On Wednesday, 10 June the High Court will begin hearing a judicial review with far reaching implications for the ongoing implementation of the Government’s legal aid cuts. PLP has been instructed by the Official Solicitor to the Senior Courts (2), on behalf of a vulnerable individual, ‘IS’, in a ‘systemic challenge’ to the operation of the Exceptional Case Funding (ECF) scheme, established by the Legal Aid, Sentencing and Punishment of Offenders Act 2012.
The ECF scheme was said by the government to protect the rights of vulnerable and incapacitated individuals who cannot represent themselves and need the services of a lawyer, and who would otherwise be denied access to justice. It is the Claimant’s position that the operation of the scheme, by the Lord Chancellor and the Legal Aid Agency, is unlawful in that it obstructs the very purpose of the legislation – to provide legal aid funding to those who need it most.
This case follows on from the successful challenge in 2014 by IS and others in R (Gudanaviciene and Others) v DLAC and Lord Chancellor  EWHC 1840 (Admin)
(3), which established that the Lord Chancellor’s guidance on ECF was unlawful.

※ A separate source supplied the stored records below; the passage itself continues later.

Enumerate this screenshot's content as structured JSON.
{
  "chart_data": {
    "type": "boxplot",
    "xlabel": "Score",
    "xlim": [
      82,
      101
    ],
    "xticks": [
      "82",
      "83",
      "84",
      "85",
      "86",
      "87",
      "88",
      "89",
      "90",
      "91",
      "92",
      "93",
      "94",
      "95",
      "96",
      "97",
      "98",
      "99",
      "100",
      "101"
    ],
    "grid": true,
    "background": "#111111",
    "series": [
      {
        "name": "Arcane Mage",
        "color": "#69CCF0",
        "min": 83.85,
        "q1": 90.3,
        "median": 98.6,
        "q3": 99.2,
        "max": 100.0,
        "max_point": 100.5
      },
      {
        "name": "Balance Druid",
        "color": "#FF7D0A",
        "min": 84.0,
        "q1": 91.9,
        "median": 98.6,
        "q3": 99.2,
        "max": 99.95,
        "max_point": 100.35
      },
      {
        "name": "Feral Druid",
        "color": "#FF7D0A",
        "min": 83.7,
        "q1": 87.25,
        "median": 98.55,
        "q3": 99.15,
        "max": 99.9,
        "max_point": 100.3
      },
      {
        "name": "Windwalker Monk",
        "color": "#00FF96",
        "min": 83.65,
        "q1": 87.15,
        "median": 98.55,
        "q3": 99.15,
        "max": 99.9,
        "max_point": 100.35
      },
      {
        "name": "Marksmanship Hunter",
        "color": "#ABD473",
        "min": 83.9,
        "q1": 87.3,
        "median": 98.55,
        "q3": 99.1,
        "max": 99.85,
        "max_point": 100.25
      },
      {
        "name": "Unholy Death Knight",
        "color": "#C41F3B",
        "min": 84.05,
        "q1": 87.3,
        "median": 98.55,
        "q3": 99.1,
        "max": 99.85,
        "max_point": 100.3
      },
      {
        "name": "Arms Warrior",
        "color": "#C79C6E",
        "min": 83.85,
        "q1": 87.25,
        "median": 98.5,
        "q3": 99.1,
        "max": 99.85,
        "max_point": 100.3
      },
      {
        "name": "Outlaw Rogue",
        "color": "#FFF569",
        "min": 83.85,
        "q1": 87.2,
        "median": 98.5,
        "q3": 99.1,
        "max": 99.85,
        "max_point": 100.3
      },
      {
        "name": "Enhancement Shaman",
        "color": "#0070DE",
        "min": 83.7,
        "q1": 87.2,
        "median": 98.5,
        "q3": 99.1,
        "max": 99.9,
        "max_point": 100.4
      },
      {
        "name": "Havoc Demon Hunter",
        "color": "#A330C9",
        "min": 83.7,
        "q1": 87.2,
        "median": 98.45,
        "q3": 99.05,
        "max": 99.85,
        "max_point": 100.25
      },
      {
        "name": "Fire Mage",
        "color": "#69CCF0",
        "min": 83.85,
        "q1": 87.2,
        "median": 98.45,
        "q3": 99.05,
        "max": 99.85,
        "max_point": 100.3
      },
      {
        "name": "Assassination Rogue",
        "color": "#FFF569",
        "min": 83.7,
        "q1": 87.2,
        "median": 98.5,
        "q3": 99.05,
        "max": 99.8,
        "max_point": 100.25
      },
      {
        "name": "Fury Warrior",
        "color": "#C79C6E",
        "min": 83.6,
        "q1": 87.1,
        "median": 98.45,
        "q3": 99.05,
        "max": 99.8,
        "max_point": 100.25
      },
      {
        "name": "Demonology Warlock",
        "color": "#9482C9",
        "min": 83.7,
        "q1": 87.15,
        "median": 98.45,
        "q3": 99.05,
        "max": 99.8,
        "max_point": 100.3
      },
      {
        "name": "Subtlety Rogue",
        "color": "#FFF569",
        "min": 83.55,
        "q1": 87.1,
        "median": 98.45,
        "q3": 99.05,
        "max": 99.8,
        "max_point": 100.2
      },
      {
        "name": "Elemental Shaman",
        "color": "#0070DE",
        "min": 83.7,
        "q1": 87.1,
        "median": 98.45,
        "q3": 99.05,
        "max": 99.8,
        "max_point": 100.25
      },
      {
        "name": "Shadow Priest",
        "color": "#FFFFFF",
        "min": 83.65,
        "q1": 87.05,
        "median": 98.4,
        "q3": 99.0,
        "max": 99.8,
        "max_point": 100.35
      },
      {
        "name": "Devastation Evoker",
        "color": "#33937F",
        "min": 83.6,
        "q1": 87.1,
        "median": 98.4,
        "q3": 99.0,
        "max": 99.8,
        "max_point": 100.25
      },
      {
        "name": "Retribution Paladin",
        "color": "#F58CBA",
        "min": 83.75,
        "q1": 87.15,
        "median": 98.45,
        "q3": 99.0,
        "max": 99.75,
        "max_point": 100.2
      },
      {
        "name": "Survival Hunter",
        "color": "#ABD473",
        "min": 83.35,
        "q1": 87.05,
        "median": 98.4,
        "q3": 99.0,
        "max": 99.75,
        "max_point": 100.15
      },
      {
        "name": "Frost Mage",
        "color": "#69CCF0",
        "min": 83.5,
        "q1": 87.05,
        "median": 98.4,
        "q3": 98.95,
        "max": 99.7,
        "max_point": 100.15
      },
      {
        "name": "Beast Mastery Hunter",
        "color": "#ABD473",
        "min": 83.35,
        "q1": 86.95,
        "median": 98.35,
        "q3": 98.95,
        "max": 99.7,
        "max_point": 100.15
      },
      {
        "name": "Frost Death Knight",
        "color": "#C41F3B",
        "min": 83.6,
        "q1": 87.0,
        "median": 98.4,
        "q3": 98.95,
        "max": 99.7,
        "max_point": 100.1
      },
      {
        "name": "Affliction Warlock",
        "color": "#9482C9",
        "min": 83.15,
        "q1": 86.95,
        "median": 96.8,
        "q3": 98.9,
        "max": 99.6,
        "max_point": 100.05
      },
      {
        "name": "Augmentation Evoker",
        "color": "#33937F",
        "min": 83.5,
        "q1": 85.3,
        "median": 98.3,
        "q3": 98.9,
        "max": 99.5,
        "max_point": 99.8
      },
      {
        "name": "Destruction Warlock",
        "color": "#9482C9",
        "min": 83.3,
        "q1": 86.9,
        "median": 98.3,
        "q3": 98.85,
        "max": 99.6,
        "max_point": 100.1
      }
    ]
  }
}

The Lord Chancellor’s guidance is currently being re-drafted, but concerns about the scheme go far beyond its content. PLP will be producing compelling evidence in the form of individual case studies that show that the application process is long drawn out, complex and time consuming. Solicitors are not paid unless the application succeeds, so many of them are unwilling to make applications. Persons who are not represented find the application process inaccessible. Many applications only succeed if solicitors take them to the point of threatening a judicial review. The Claimant’s evidence includes over 70 witness statements, alongside statements from PLP’s own casework team detailing our experiences of helping applicants to access the ECF scheme.
Richard Hermer QC and Chris Buttler of Matrix Chambers
are instructed to represent IS at the hearing.